Each character that invokes the supernatural does it as cover up for some personal weakness. Egeon blames the supernatural fates for his miserable condition; S. Antipholus’s inability to deal with and understand his reality leave him quick to jump to some explanation outside of himself; and Adriana would rather believe her husband is possessed than deal with the possibility that he just might not love her anymore.
Women are very present in The Comedy of Errors as vocal forces. Though they have a lot of opinions and many speaking lines, it seems their main reason for existing in the play is to talk about and react to men. Adriana, the play’s most vocal female character, is a strong woman, but she’s undermined by her husband’s faithlessness, which causes her self-doubt. The other women of the play, most notably Luciana, the Courtesan, the Abbess, and even the kitchen maid, Nell, are significant only insofar as they lack the companionship of men. Luciana must learn how to deal with men; the Courtesan and Nell are undervalued by men; and even the Abbess was forced to confine herself to a nunnery when she lost her man. These women don’t seem to know what to do without men, but they don’t know what to do with them, either. While the women are independent characters, they seem relatively incomplete without men to occupy them.
The women in this play derive their importance from the men they’re associated with.
Shakespeare’s treatment of Adriana’s suffering is unprecedented and almost revolutionary in this play. He’s more progressive than expected, given the contemporary theatrical convention of shrewish wives. He’s careful to give Adriana real concerns and real flaws, which is actually flattering to women, as it reflects how they are just as complicated as their male counterparts.
Marriage serves a variety of functions in The Comedy of Errors. It’s the stuff of heartache through separation (as with the separation of Egeon and Aemilia), but staying together in marriage can be as much of a heartache as being kept apart. Adriana and E. Antipholus struggle in a marriage that they value, but have to work hard to keep afloat. Adriana is suspicious of E. Antipholus (given her husband’s fondness for a courtesan), who is quick to fly into a rage against her. Marriage is definitely difficult, and how either gender should operate in marriage is the subject of much conversation. The dominant and only present marriage of the play, between Adriana and E. Antipholus, seems to be managed by careful compromise. A more idealized version of marriage is suggested in the potential match between Luciana and S. Antipholus. Luciana’s main concern is learning to submit, properly and entirely, to her husband, and S. Antipholus is looking for someone to guide him and complete him.
In The Comedy of Errors, marriage is central to having a complete identity, especially given Shakespeare’s emphasis on the message of a couple’s unity as related in St. Paul’s Epistle to the Ephesians.
The Comedy of Errors presents equality as the ideal relationship between men and women in a marriage.

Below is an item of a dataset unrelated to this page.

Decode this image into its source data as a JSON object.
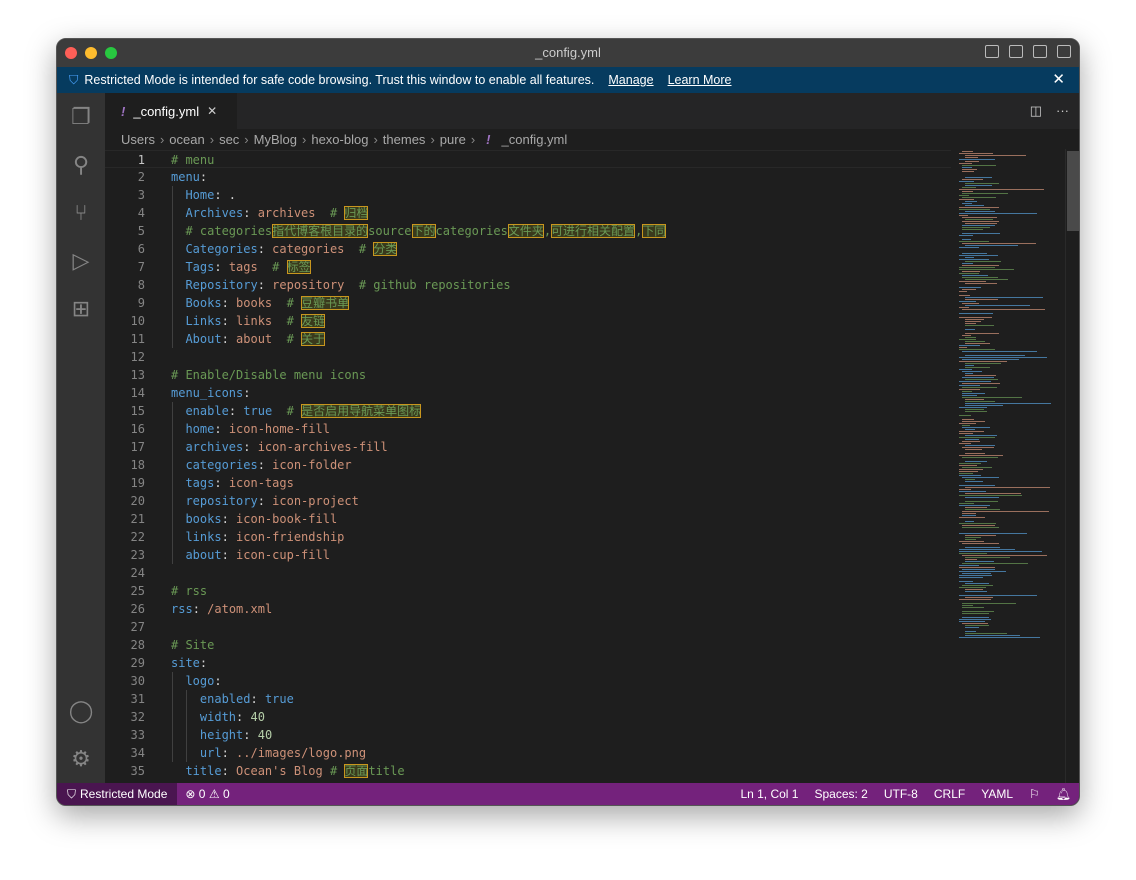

Duty in The Comedy of Errors is the stuff of wives, husbands, servants, citizens, parents, and children. Basically, everyone owes some duty to someone else, and each struggles to anticipate the others’ needs and do what’s expected. In the most explicit sense, the women and servants are subjected to the men, and it is their duty to serve the men’s needs. Beyond the duty of subordinates, marriage charges men with the duty to be faithful husbands. Egeon, the lost and despairing father, illustrates the duty men have toward their families. Egeon’s inability to protect and keep together his family is enough to make him feel like a worthless man. When characters feel they are not fulfilling their duty, self-doubt and shame result.
Adriana doesn’t actually feel any duty to her husband. She rankles at being a subservient wife, and her decision to have him bound and gagged and locked in the basement "for his own good" is really just her way of getting back at him for what she presumes to be his unfaithful behavior.
Law and order frame the action of the play. Rather than be the foundation for what happens in the play, law and order are significant because of their impotence. The play is about forces greater than law – family, identity, isolation and more are outside the bounds of what’s traditionally dealt with by the law. Law is present, but it is relatively powerless in the face of all the confusion of the play. The law can’t keep marriages together, or reunite families, and as those are the areas where justice needs to be served, the law is inapplicable, though it is present as a powerless force.
Law and order in Ephesus are notable for their impotence.
There is order in Ephesus, it just has nothing to do with the law. All the characters have their own way of ordering the world, and these individual rubrics aren’t codified.